The feature support principle of vLLM Ascend is: aligned with the vLLM. We are also actively collaborating with the community to accelerate support.

Functional call: https://docs.vllm.ai/en/latest/features/tool_calling/

You can check the support status of vLLM V1 Engine.
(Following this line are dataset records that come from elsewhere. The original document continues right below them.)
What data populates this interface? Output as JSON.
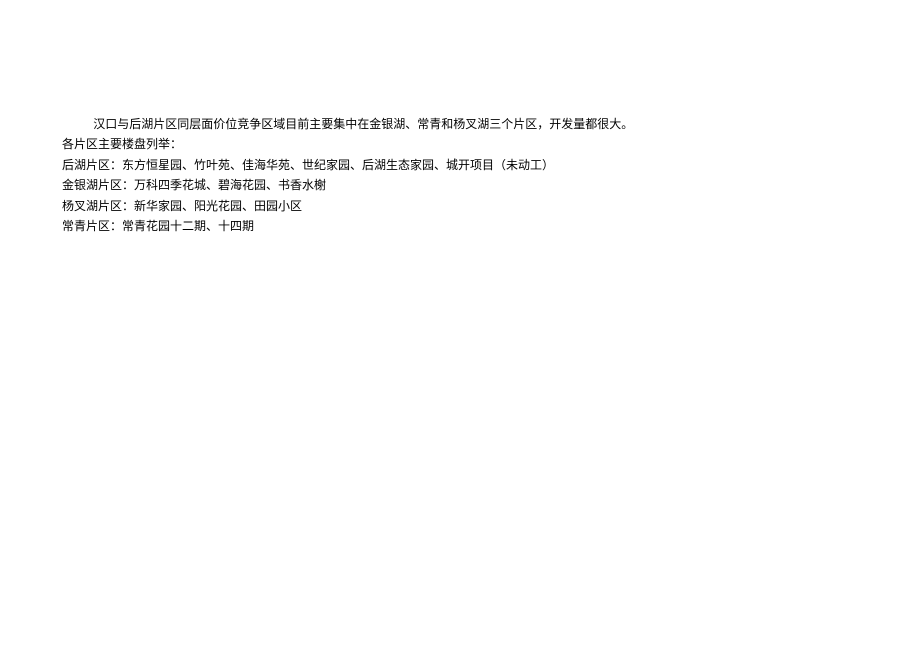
{
  "paragraphs": [
    {
      "text": "汉口与后湖片区同层面价位竞争区域目前主要集中在金银湖、常青和杨叉湖三个片区，开发量都很大。",
      "indented": true
    },
    {
      "text": "各片区主要楼盘列举：",
      "indented": false
    },
    {
      "text": "后湖片区：东方恒星园、竹叶苑、佳海华苑、世纪家园、后湖生态家园、城开项目（未动工）",
      "indented": false
    },
    {
      "text": "金银湖片区：万科四季花城、碧海花园、书香水榭",
      "indented": false
    },
    {
      "text": "杨叉湖片区：新华家园、阳光花园、田园小区",
      "indented": false
    },
    {
      "text": "常青片区：常青花园十二期、十四期",
      "indented": false
    }
  ]
}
Below is the feature support status of vLLM Ascend:

Feature

Status

Next Step

Chunked Prefill

🟢 Functional

Functional, see detailed note: Chunked Prefill

Automatic Prefix Caching

🟢 Functional

Functional, see detailed note: vllm-ascend#732

LoRA

🔵 Experimental

Functional, see detailed note: LoRA

Speculative decoding

🟢 Functional

Basic support

Pooling

🔵 Experimental

CI needed to adapt to more models; V1 support relies on vLLM support.

Enc-dec

🟡 Planned

vLLM should support this feature first.

Multi Modality

🟢 Functional

Multi Modality, optimizing and adapting more models

LogProbs

🟢 Functional

CI needed

Prompt logProbs

🟢 Functional

CI needed

Async output

🟢 Functional

CI needed

Beam search

🔵 Experimental

CI needed

Guided Decoding

🟢 Functional

vllm-ascend#177

Tensor Parallel

🟢 Functional

Make TP >4 work with graph mode.

Pipeline Parallel

🟢 Functional

Write official guide and tutorial.

Expert Parallel

🟢 Functional

Support dynamic EPLB.

Data Parallel

🟢 Functional

Data Parallel support for Qwen3 MoE.

Prefill Decode Disaggregation

🟢 Functional

Functional, xPyD is supported.

Quantization

🟢 Functional

W8A8 available; working on more quantization method support (W4A8, etc)

Graph Mode

🟢 Functional

Functional, see detailed note: Graph Mode

Sleep Mode

🟢 Functional

Functional, see detailed note: Sleep Mode

Context Parallel

🟢 Functional

Functional, see detailed note: Context Parallel

  • 🟢 Functional: Fully operational, with ongoing optimizations.

  • 🔵 Experimental: Experimental support, interfaces and functions may change.

  • 🚧 WIP: Under active development, will be supported soon.

  • 🟡 Planned: Scheduled for future implementation (some may have open PRs/RFCs).

  • 🔴 NO plan/Deprecated: No plan or deprecated by vLLM.